When purchasing devices and services, it is often unclear until when these will be supported with software updates. We found reported examples of only a few companies being upfront and disclosing how many years a device will receive software and security updates for (see Principles, below), including Apple and Google.

Even when this information is public, it is not easily accessible to the consumer. An investigation by Which?, the UK consumer organisation, into how long major smart home appliance manufacturers will provide updates for the connected products, revealed that none published their update policies for consumers to see. And even if disclosed, this information can still be vague or confusing, allowing manufacturers to sell devices with “out-of-date” software, often at a discount, at the expense of consumers’ rights.
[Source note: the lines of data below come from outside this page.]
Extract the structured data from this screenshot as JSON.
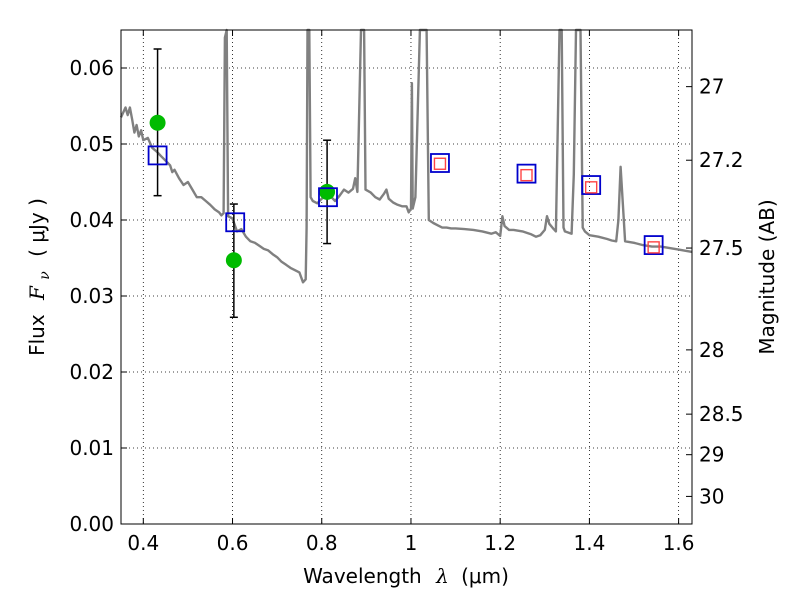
{
  "chart_data": {
    "type": "scatter",
    "xlabel_pre": "Wavelength",
    "xlabel_sym": "λ",
    "xlabel_post": "(μm)",
    "ylabel_pre": "Flux",
    "ylabel_sym": "F",
    "ylabel_sub": "ν",
    "ylabel_post": "( μJy )",
    "y2label": "Magnitude (AB)",
    "xlim": [
      0.35,
      1.63
    ],
    "ylim": [
      0,
      0.065
    ],
    "grid": true,
    "x_ticks": [
      0.4,
      0.6,
      0.8,
      1.0,
      1.2,
      1.4,
      1.6
    ],
    "x_tick_labels": [
      "0.4",
      "0.6",
      "0.8",
      "1",
      "1.2",
      "1.4",
      "1.6"
    ],
    "y_ticks": [
      0,
      0.01,
      0.02,
      0.03,
      0.04,
      0.05,
      0.06
    ],
    "y_tick_labels": [
      "0.00",
      "0.01",
      "0.02",
      "0.03",
      "0.04",
      "0.05",
      "0.06"
    ],
    "mag_ticks": [
      27,
      27.2,
      27.5,
      28,
      28.5,
      29,
      30
    ],
    "mag_tick_labels": [
      "27",
      "27.2",
      "27.5",
      "28",
      "28.5",
      "29",
      "30"
    ],
    "model_spectrum": {
      "color": "#808080",
      "points": [
        [
          0.35,
          0.0535
        ],
        [
          0.36,
          0.0548
        ],
        [
          0.365,
          0.0538
        ],
        [
          0.37,
          0.0548
        ],
        [
          0.375,
          0.0532
        ],
        [
          0.38,
          0.0515
        ],
        [
          0.385,
          0.0525
        ],
        [
          0.39,
          0.051
        ],
        [
          0.395,
          0.0518
        ],
        [
          0.4,
          0.0505
        ],
        [
          0.41,
          0.0508
        ],
        [
          0.42,
          0.0495
        ],
        [
          0.43,
          0.049
        ],
        [
          0.44,
          0.0484
        ],
        [
          0.45,
          0.0478
        ],
        [
          0.46,
          0.0472
        ],
        [
          0.465,
          0.0463
        ],
        [
          0.47,
          0.0466
        ],
        [
          0.48,
          0.0455
        ],
        [
          0.49,
          0.0446
        ],
        [
          0.5,
          0.045
        ],
        [
          0.51,
          0.044
        ],
        [
          0.52,
          0.043
        ],
        [
          0.53,
          0.043
        ],
        [
          0.54,
          0.0425
        ],
        [
          0.55,
          0.042
        ],
        [
          0.56,
          0.0414
        ],
        [
          0.57,
          0.041
        ],
        [
          0.575,
          0.0406
        ],
        [
          0.58,
          0.0409
        ],
        [
          0.583,
          0.064
        ],
        [
          0.587,
          0.065
        ],
        [
          0.59,
          0.0405
        ],
        [
          0.6,
          0.0402
        ],
        [
          0.61,
          0.0385
        ],
        [
          0.62,
          0.0388
        ],
        [
          0.63,
          0.0378
        ],
        [
          0.64,
          0.0372
        ],
        [
          0.65,
          0.037
        ],
        [
          0.66,
          0.0366
        ],
        [
          0.67,
          0.0362
        ],
        [
          0.68,
          0.036
        ],
        [
          0.69,
          0.0355
        ],
        [
          0.7,
          0.0351
        ],
        [
          0.71,
          0.0345
        ],
        [
          0.72,
          0.0341
        ],
        [
          0.73,
          0.0337
        ],
        [
          0.74,
          0.0334
        ],
        [
          0.75,
          0.0331
        ],
        [
          0.758,
          0.0318
        ],
        [
          0.764,
          0.0322
        ],
        [
          0.766,
          0.039
        ],
        [
          0.768,
          0.065
        ],
        [
          0.772,
          0.065
        ],
        [
          0.775,
          0.043
        ],
        [
          0.78,
          0.0425
        ],
        [
          0.79,
          0.0422
        ],
        [
          0.8,
          0.0428
        ],
        [
          0.81,
          0.0432
        ],
        [
          0.82,
          0.0431
        ],
        [
          0.83,
          0.0425
        ],
        [
          0.84,
          0.0432
        ],
        [
          0.85,
          0.044
        ],
        [
          0.86,
          0.0436
        ],
        [
          0.87,
          0.0441
        ],
        [
          0.875,
          0.0455
        ],
        [
          0.88,
          0.0437
        ],
        [
          0.888,
          0.065
        ],
        [
          0.895,
          0.065
        ],
        [
          0.898,
          0.044
        ],
        [
          0.91,
          0.0436
        ],
        [
          0.92,
          0.043
        ],
        [
          0.93,
          0.0427
        ],
        [
          0.94,
          0.0435
        ],
        [
          0.945,
          0.044
        ],
        [
          0.95,
          0.0428
        ],
        [
          0.96,
          0.0423
        ],
        [
          0.97,
          0.042
        ],
        [
          0.98,
          0.0418
        ],
        [
          0.99,
          0.0418
        ],
        [
          0.995,
          0.041
        ],
        [
          1.0,
          0.0415
        ],
        [
          1.002,
          0.058
        ],
        [
          1.004,
          0.0415
        ],
        [
          1.01,
          0.043
        ],
        [
          1.02,
          0.065
        ],
        [
          1.035,
          0.065
        ],
        [
          1.04,
          0.04
        ],
        [
          1.05,
          0.0396
        ],
        [
          1.06,
          0.0393
        ],
        [
          1.07,
          0.039
        ],
        [
          1.08,
          0.039
        ],
        [
          1.09,
          0.0389
        ],
        [
          1.1,
          0.0389
        ],
        [
          1.12,
          0.0388
        ],
        [
          1.14,
          0.0387
        ],
        [
          1.16,
          0.0385
        ],
        [
          1.18,
          0.0382
        ],
        [
          1.19,
          0.0384
        ],
        [
          1.2,
          0.0379
        ],
        [
          1.205,
          0.0405
        ],
        [
          1.21,
          0.0392
        ],
        [
          1.22,
          0.0387
        ],
        [
          1.23,
          0.0387
        ],
        [
          1.25,
          0.0385
        ],
        [
          1.26,
          0.0383
        ],
        [
          1.27,
          0.0381
        ],
        [
          1.28,
          0.0378
        ],
        [
          1.29,
          0.038
        ],
        [
          1.3,
          0.0387
        ],
        [
          1.305,
          0.0405
        ],
        [
          1.31,
          0.0395
        ],
        [
          1.32,
          0.0388
        ],
        [
          1.325,
          0.0385
        ],
        [
          1.333,
          0.065
        ],
        [
          1.338,
          0.065
        ],
        [
          1.342,
          0.039
        ],
        [
          1.345,
          0.0385
        ],
        [
          1.36,
          0.0382
        ],
        [
          1.365,
          0.046
        ],
        [
          1.37,
          0.065
        ],
        [
          1.38,
          0.065
        ],
        [
          1.385,
          0.039
        ],
        [
          1.39,
          0.0385
        ],
        [
          1.4,
          0.038
        ],
        [
          1.42,
          0.0378
        ],
        [
          1.44,
          0.0375
        ],
        [
          1.45,
          0.0373
        ],
        [
          1.46,
          0.0372
        ],
        [
          1.465,
          0.04
        ],
        [
          1.47,
          0.047
        ],
        [
          1.475,
          0.042
        ],
        [
          1.48,
          0.0372
        ],
        [
          1.5,
          0.037
        ],
        [
          1.52,
          0.0367
        ],
        [
          1.54,
          0.0365
        ],
        [
          1.56,
          0.0365
        ],
        [
          1.58,
          0.0363
        ],
        [
          1.6,
          0.0361
        ],
        [
          1.63,
          0.0358
        ]
      ]
    },
    "series": [
      {
        "name": "",
        "marker": "circle",
        "color": "#00bb00",
        "points": [
          {
            "x": 0.432,
            "y": 0.0528,
            "yerr_low": 0.0432,
            "yerr_high": 0.0625
          },
          {
            "x": 0.603,
            "y": 0.0347,
            "yerr_low": 0.0272,
            "yerr_high": 0.0421
          },
          {
            "x": 0.812,
            "y": 0.0437,
            "yerr_low": 0.0369,
            "yerr_high": 0.0505
          }
        ]
      },
      {
        "name": "",
        "marker": "open-square",
        "color": "#0000cc",
        "points": [
          {
            "x": 0.432,
            "y": 0.0485
          },
          {
            "x": 0.606,
            "y": 0.0397
          },
          {
            "x": 0.814,
            "y": 0.043
          },
          {
            "x": 1.065,
            "y": 0.0475
          },
          {
            "x": 1.259,
            "y": 0.0461
          },
          {
            "x": 1.404,
            "y": 0.0446
          },
          {
            "x": 1.544,
            "y": 0.0367
          }
        ]
      },
      {
        "name": "",
        "marker": "open-square",
        "color": "#ff4444",
        "points": [
          {
            "x": 1.065,
            "y": 0.0474
          },
          {
            "x": 1.259,
            "y": 0.0459
          },
          {
            "x": 1.404,
            "y": 0.0443
          },
          {
            "x": 1.544,
            "y": 0.0364
          }
        ]
      }
    ]
  }
}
What is an Operating System (OS)?

An operating system is a core programme that manages the interactions between other programmes and the hardware. It usually consists of a core (also known as kernel) which enumerates the available hardware. It provides a scheduler which tries to balance the contention of multiple tasks (applications) being run simultaneously around the ability of the processor (the brain of the device) usually only being able to run one task at a time. For example, the Operating System will make sure that launching an app such as the web browser won’t interrupt the sound being played by another application. Modern operating systems like Windows, Android, iOS or Linux also usually bundle a number of ancillary services such as the user interface and basic utilities for the device. This includes for example a sound managing interface to set the volume of applications playing on the device or a network interface to easily connect to WIFI networks.

The concerns around the impact of software updates on electronics’ sustainability is increasingly on the radar of campaigners and policymakers. A few point out to the important distinction between security and functionality updates, and the need to differentiate between the two when mandating policy measures related to the lifetime of devices. Security updates are always essential and subject to cybersecurity guidelines or legislative measures, whereas functionality updates are not necessarily essential to the functioning of an ‘older’ device; they may in fact slow it down and therefore actively encourage users to replace it. Apple, for example, was famously subject to multiple class actions in the US and litigation and fines in the EU for its slowing down of older iPhone 6 and 7 via software functionality updates.